At least 20 people have been diagnosed with anthrax since the infection was detected last week, governor of Yamalo-Nenetsky region Dmitry Kobylkin said on Tuesday. A 12-year-old boy has died of the disease.
All of the infected are nomads indigenous to the remote Siberian region Yamal, some 2,000 kilometers (1,250 miles) northeast of Moscow. The authorities moved at least 90 people to a hospital in the regional capital, Salekhard, for additional tests. Half of the group children.
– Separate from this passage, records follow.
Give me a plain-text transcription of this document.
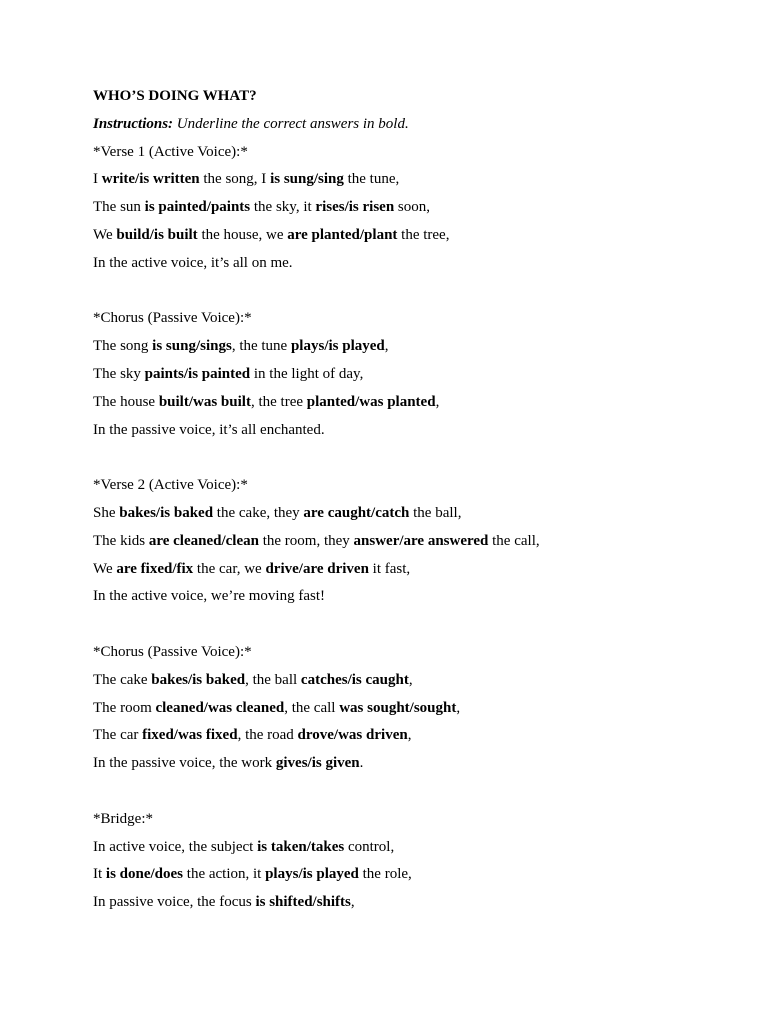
WHO’S DOING WHAT?
Instructions: Underline the correct answers in bold.
*Verse 1 (Active Voice):*
I write/is written the song, I is sung/sing the tune,
The sun is painted/paints the sky, it rises/is risen soon,
We build/is built the house, we are planted/plant the tree,
In the active voice, it’s all on me.
*Chorus (Passive Voice):*
The song is sung/sings, the tune plays/is played,
The sky paints/is painted in the light of day,
The house built/was built, the tree planted/was planted,
In the passive voice, it’s all enchanted.
*Verse 2 (Active Voice):*
She bakes/is baked the cake, they are caught/catch the ball,
The kids are cleaned/clean the room, they answer/are answered the call,
We are fixed/fix the car, we drive/are driven it fast,
In the active voice, we’re moving fast!
*Chorus (Passive Voice):*
The cake bakes/is baked, the ball catches/is caught,
The room cleaned/was cleaned, the call was sought/sought,
The car fixed/was fixed, the road drove/was driven,
In the passive voice, the work gives/is given.
*Bridge:*
In active voice, the subject is taken/takes control,
It is done/does the action, it plays/is played the role,
In passive voice, the focus is shifted/shifts,
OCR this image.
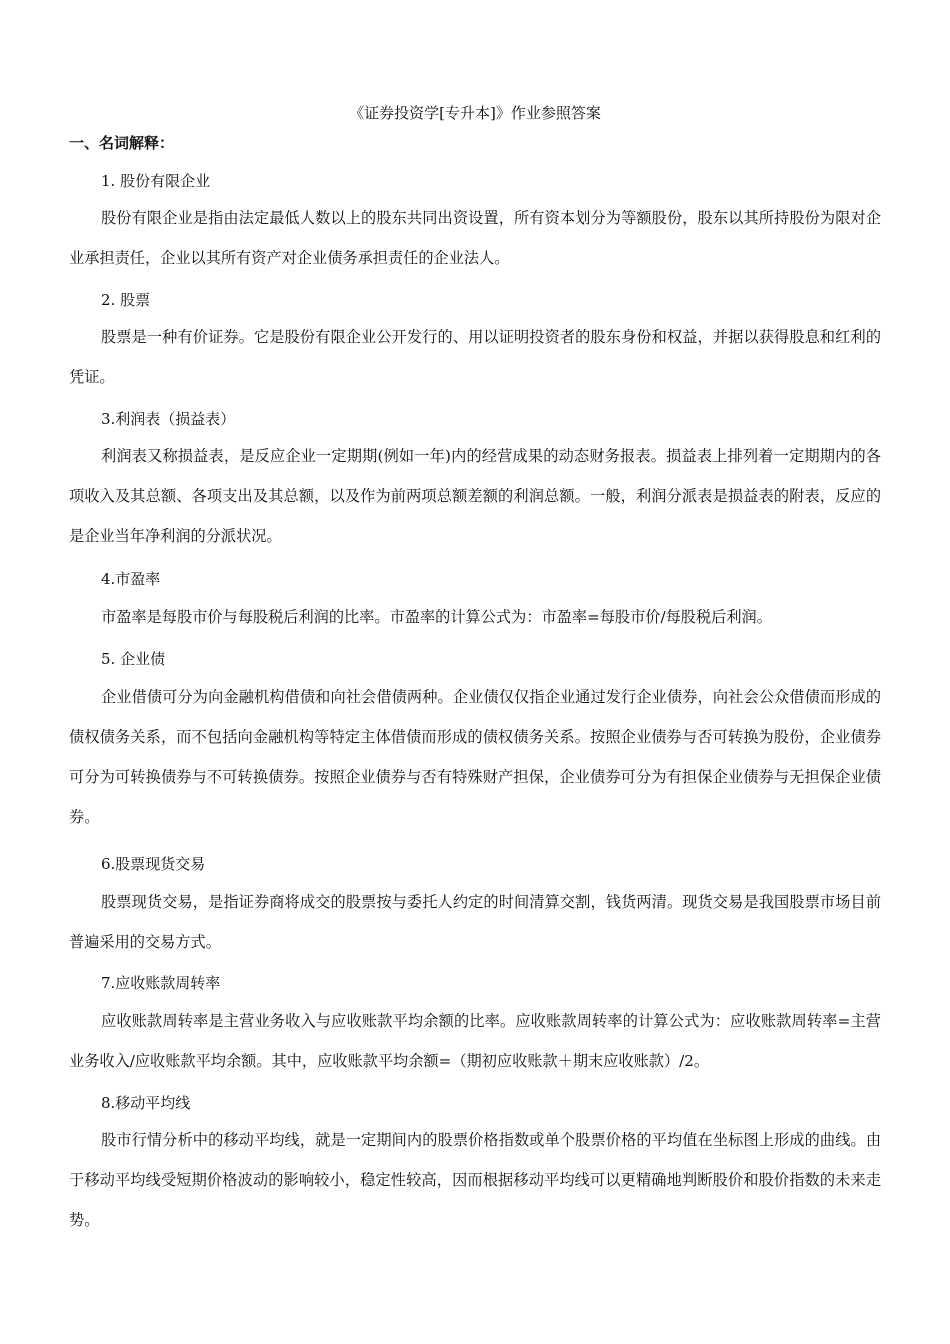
《证券投资学[专升本]》作业参照答案
一、名词解释：
1. 股份有限企业
股份有限企业是指由法定最低人数以上的股东共同出资设置，所有资本划分为等额股份，股东以其所持股份为限对企业承担责任，企业以其所有资产对企业债务承担责任的企业法人。
2. 股票
股票是一种有价证券。它是股份有限企业公开发行的、用以证明投资者的股东身份和权益，并据以获得股息和红利的凭证。
3.利润表（损益表）
利润表又称损益表，是反应企业一定期期(例如一年)内的经营成果的动态财务报表。损益表上排列着一定期期内的各项收入及其总额、各项支出及其总额，以及作为前两项总额差额的利润总额。一般，利润分派表是损益表的附表，反应的是企业当年净利润的分派状况。
4.市盈率
市盈率是每股市价与每股税后利润的比率。市盈率的计算公式为：市盈率=每股市价/每股税后利润。
5. 企业债
企业借债可分为向金融机构借债和向社会借债两种。企业债仅仅指企业通过发行企业债券，向社会公众借债而形成的债权债务关系，而不包括向金融机构等特定主体借债而形成的债权债务关系。按照企业债券与否可转换为股份，企业债券可分为可转换债券与不可转换债券。按照企业债券与否有特殊财产担保，企业债券可分为有担保企业债券与无担保企业债券。
6.股票现货交易
股票现货交易，是指证券商将成交的股票按与委托人约定的时间清算交割，钱货两清。现货交易是我国股票市场目前普遍采用的交易方式。
7.应收账款周转率
应收账款周转率是主营业务收入与应收账款平均余额的比率。应收账款周转率的计算公式为：应收账款周转率=主营业务收入/应收账款平均余额。其中，应收账款平均余额=（期初应收账款＋期末应收账款）/2。
8.移动平均线
股市行情分析中的移动平均线，就是一定期间内的股票价格指数或单个股票价格的平均值在坐标图上形成的曲线。由于移动平均线受短期价格波动的影响较小，稳定性较高，因而根据移动平均线可以更精确地判断股价和股价指数的未来走势。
The outbreak also killed 2,300 reindeer, which the locals use as farm animals. The patients included a family that "ate reindeer meat raw and drank the blood," governor's spokeswoman Natalya Khlopunova said, adding that "the nomads do have this custom."
Scientists believe the outbreak could have been caused by a recent heat wave that saw temperatures reaching 35 degrees Celsius (95 degrees Fahrenheit) in the subarctic region. The heat likely thawed a long-frozen reindeer carcass that had been trapped in permafrost.
The last recorded anthrax outbreak in the region was in 1941.
On Tuesday, governor Kobylkin said all reindeer in the area have now been vaccinated and the deaths have stopped.
"There is no epidemic in Yamal," Kobylkin said. "Only a small area was quarantined. The overwhelming majority of the nomads from the quarantined territory are healthy, but Yamal doctors are providing them with preventive treatment."
The government also sent dozens of military experts to analyze the area and destroy the diseased animals.
Anthrax spreads through spores in the soil, infecting livestock through grazing. It cannot spread directly between animals or humans, but humans can become ill after handling diseased animals or eating infected meat. The infection can also be cured by antibiotics.